I am currently in Figueres, Spain, birthplace of Salvador Dali and home to the phenomenal Dali Theater and Museum. My mother and I spent three hours today meandering through the museum, which feels like a combination gallery/art installation/mausoleum. In fact, Dali designed the museum to be a surrealist piece of art in and of itself.
AI was constantly on my mind. What would Dali have thought of it? He appears to have embraced technology. We saw an example of his “hologram art” and several sculptures and installations included computer boards (It’s easy to forget that Dali lived well into the 1980s.)




I suspect Dali would have liked AI in its current state of adolescence, where one is likely to get hallucinations and fails. The Surrealists famously played a game called “Exquisite Corpse” in which every person writes part of a story without knowing what came before it. Many of my experiences with AI have felt like this game.
Elsewhere in the art world, the big news is that Christie’s is slated to hold an auction billed as the “first-ever AI-dedicated sale at a major auction house.” All article excerpts are from Art News.
One of the auction’s headline lots is a 12-foot-tall robot made by Metri Labs that is guided by artist Alexander Reben’s AI model.

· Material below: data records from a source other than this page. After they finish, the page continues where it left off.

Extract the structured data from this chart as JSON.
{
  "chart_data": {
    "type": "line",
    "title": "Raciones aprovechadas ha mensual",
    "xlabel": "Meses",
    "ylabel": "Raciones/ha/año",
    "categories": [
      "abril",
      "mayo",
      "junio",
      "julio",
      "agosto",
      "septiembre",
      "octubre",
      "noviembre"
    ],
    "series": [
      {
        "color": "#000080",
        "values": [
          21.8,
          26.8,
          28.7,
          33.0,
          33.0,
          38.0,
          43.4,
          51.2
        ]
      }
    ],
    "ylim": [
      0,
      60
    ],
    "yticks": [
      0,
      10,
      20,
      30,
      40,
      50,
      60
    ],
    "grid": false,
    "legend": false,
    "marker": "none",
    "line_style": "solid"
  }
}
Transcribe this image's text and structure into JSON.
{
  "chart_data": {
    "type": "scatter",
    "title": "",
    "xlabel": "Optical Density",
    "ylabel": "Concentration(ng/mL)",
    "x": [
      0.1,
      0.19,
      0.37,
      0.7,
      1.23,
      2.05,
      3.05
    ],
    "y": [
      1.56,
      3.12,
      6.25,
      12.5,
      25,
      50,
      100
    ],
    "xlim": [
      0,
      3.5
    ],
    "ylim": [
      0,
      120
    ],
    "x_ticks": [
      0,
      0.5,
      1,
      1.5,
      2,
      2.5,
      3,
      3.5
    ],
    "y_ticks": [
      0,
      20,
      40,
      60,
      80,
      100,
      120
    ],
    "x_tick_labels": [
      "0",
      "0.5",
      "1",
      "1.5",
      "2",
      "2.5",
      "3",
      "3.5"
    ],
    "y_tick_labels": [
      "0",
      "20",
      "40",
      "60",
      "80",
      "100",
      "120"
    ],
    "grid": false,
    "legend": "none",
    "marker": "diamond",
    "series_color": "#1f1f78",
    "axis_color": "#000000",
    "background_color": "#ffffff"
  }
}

It will paint a new section of a canvas live during the sale every time the work receives a bid.
Hilarious. And a gimmick that will be interesting only once, I suspect. The artist behind the robot, Alexander Reben, said, “AI expands creative potential, offering new ways to explore, remix, and evolve artistic expression rather than replace it. The future of art isn’t about AI versus artists – it’s about how artists wield AI to push boundaries in ways we’ve never imagined before.”
You can guess that as someone creating an AI graphic novel that I agree with this statement. Unsurprisingly, many people are up in arms about the auction, and thousands of artists have signed a letter asking Christie’s to cancel the sale. It reads:
Many of the artworks you plan to auction were created using AI models that are known to be trained on copyrights work without a license. These models, and the companies behind them, exploit human artists, using their work without permission or payment to build commercial AI products that compete with them.
In response, Christie’s sent ARTnews this statement:
The artists represented in this sale have strong, existing multidisciplinary art practices, some recognized in leading museum collections. The works in this auction are using artificial intelligence to enhance their bodies of work.
Unless you have been living under a rock, you know that the release of China’s DeepSeek in January disrupted the American AI market. I figured I’d better check it out because it’s my job to tell you all about this nonsense. And friends, it was indeed NONSENSE. DeepSeek’s image maker is called Janus-Pro and using it was like using Open AI’s Dall-E nearly two years ago.
It was frustrating that it would not create the images as I envisioned them, but there was a lot of entertainment in the mistakes. Lately, OpenAI and Midjourney have become very good at following directions, but the images have become bland and homogenous.
Here is where Dali comes back in. Before we arrived at his museum I thought, “I am really looking forward to laughing and being delighted by what I see.” I love that Dali is always having a laugh, mixing the profound with the profane, and making no apologies that he wants to entertain his viewer.
My big question about the future of AI and art today is: How long will it take for AI to “play,” to experiment intentionally in new and unexpected ways? Can it understand satire well enough to produce it well? (My experience so far is a big no.)
To make a long story short, I have some excellent bloopers for you today.
Nailed It (the Janus-Pro cut)
I needed an image of me, Roberto, and our pug running out of a library in fear. First one is good, except for the whole extra arm thing.
I told it to give the woman only two arms and it listened! It also invented a new lady problem I call “Pug crotch.”
Next it was time to surround us with menacing men in suits. The scary men look terrific, however Roberto and I became one. I call it “Robertolyn.” So romantic, ya’ll.
Janus-Pro continued to have problems differentiating between me and Roberto. This next panel was supposed to be us and the dog huddled in fear. I could really use a shave.
I love how worn out and hopeless we look in the next one, as if Janus-Pro could sense my exhaustion with its results.
I have become so frightened in this scene, I have decided to snack on the spare pug head I always keep in my purse.
As always, thanks for reading, and remember that I love to hear about any of your own AI adventures.
HA-Ha-ha! Wow, those blooper images!! Maybe Janus Pro *is* playing with you.